Уехал. Не обещал вернуться
Слишком выделялся. Он не вернулся умирать на Васильевский остров, как обещал в одном из самых знаменитых стихотворений, но остался русским поэтом, даже сменив языковую среду. Для прозаика (скажем, Владимира Набокова) подобный путь — крайне труден, для поэта — почти невозможен.
У Бродского получилось. Он не замолчал, не стал политиканом, не ударился в дешевое проповедничество и морализаторство — преподавал и писал. Главный ответ он дал сам, ключевой метод самосохранения (об этом термине придется поговорить подробнее) описал просто и ясно: «Всячески избегайте приписывать себе статус жертвы. Каким бы отвратительным ни было ваше положение, старайтесь не винить в этом внешние силы: историю, государство, начальство, расу, родителей, фазу Луны, детство, несвоевременную высадку на горшок и т.д. В момент, когда вы возлагаете вину на что-то, вы подрываете собственную решимость что-нибудь изменить».
Эти слова — замечательный пример правильной рефлексии. Бродский говорит о том, как сохранил себя — не в обывательском смысле слова (выжил), но в более высоком и полном — остался собой. Ведь не всякий выживший благодаря инстинкту самосохранения — тот же самый человек, что был ранее. Бродского эмиграция не изменила, потому что он не стал жертвой. Он и в СССР был наследником русской поэтической традиции (Державин, Пушкин, Ахматова — достойный список) и за рубежом мыслил себя в этих координатах.

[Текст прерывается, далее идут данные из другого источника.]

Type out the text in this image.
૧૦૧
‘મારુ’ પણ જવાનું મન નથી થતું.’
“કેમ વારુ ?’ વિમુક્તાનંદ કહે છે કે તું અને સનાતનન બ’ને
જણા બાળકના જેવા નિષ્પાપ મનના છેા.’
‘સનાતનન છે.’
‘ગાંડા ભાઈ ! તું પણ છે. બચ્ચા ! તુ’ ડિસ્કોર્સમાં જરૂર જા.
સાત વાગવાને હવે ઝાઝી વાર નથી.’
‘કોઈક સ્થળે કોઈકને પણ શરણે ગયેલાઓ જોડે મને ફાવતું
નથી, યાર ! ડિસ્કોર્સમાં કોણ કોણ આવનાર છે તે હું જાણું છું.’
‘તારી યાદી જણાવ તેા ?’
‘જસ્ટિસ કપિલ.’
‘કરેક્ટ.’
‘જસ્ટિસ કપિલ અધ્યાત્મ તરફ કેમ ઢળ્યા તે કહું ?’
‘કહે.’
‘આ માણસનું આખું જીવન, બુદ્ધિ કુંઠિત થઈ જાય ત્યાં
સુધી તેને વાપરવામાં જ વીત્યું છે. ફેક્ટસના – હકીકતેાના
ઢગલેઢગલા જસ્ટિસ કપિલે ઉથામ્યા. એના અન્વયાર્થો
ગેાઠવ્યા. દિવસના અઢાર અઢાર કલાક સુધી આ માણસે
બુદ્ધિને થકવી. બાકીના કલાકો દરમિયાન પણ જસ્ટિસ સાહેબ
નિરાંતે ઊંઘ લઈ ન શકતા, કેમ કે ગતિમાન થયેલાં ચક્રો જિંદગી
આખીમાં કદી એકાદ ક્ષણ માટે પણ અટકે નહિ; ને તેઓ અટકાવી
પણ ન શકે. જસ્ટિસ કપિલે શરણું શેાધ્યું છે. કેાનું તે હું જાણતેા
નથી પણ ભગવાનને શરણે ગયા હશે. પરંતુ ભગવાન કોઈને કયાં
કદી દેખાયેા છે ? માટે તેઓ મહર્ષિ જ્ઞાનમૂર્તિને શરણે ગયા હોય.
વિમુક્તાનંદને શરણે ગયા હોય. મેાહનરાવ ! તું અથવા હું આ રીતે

Потому и не вернулся, когда распался Союз. Пришлось бы отыграть роль изгнанника, который требует от Родины положенной любви. Бродский ничего не требовал. К столетию Ахматовой, своего главного учителя, Бродский написал: «Страницу и огонь, зерно и жернова,/ секиры острие и усеченный волос —/ Бог сохраняет все; особенно — слова/ прощенья и любви, как собственный свой голос./ Великая душа, поклон через моря/ за то, что их нашла, — тебе и части тленной,/ что спит в родной земле, тебе благодаря/ обретшей речи дар в глухонемой вселенной».
Обретение дара речи в глухонемой вселенной — это не только об Анне Андреевне. Это — и о самом Бродском.